Someone might articulate a general concept. Thus they might press eudaemonic or, alteratively, hedonic views emphasising either broader conceptions of the role of virtue in flourishing or a narrower view of the importance of pleasure or happiness. They might stress a role for meaning or narrative intelligibility and so on. (Laura has highlighted some interesting differences in such views between older people and younger professional carers.)
On the other hand, they might not advance a general conception of wellbeing but rather say what instances or exemplifies it or even what might cause a state that instances or exemplifies it. Thus, for example, they might say that wellbeing was being surrounded by one’s family, or involved keeping active or eating icecream on a pier.
The Quinean thought was this. There is a kind of slack between these two ways of answering the question. So one might have a eudaemonic conception and think it instanced by family interaction. Or – perhaps if one’s family is a barrel of laughs – one might have a hedonic view and still think it instanced by family interaction. Or, whilst it may seem obvious, that the eating of a pizza would merely instance the latter, to a retired pizzaiolo it might, carried out with due solemnity, exemplify the former.
Conceptions of wellbeing, on the one hand, and instances of it, on the other, can be mediated by different surrounding beliefs about the instances. And thus there is no clear way of telling what role the instances are playing: of what they are taken to be instances.

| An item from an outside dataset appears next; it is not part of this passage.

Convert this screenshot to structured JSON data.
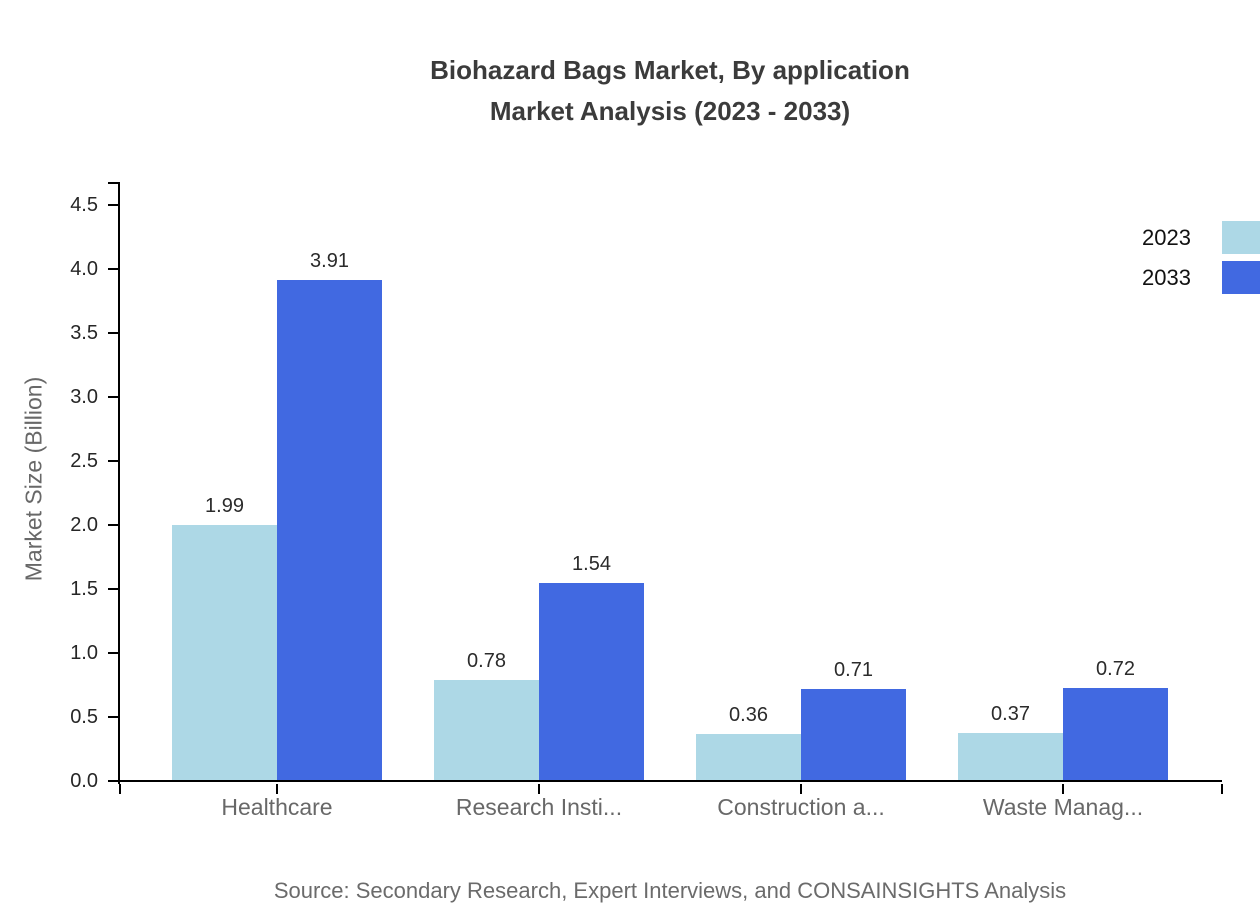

Now there is, in principle, a solution to this. One might brief one’s sample population on the distinctions between different general conceptions of wellbeing and inculcate a distinction between general concepts and what exemplifies them. But this move, like the similar one in empirical approaches to philosophy, threatens to distort the raw data. I suspect, instead, one has to tolerate some degree of indeterminacy in exactly what one is measuring but minimise it by an exercise of interpretative judgement in what role the instances probably have in context: the burden, no doubt, of social science.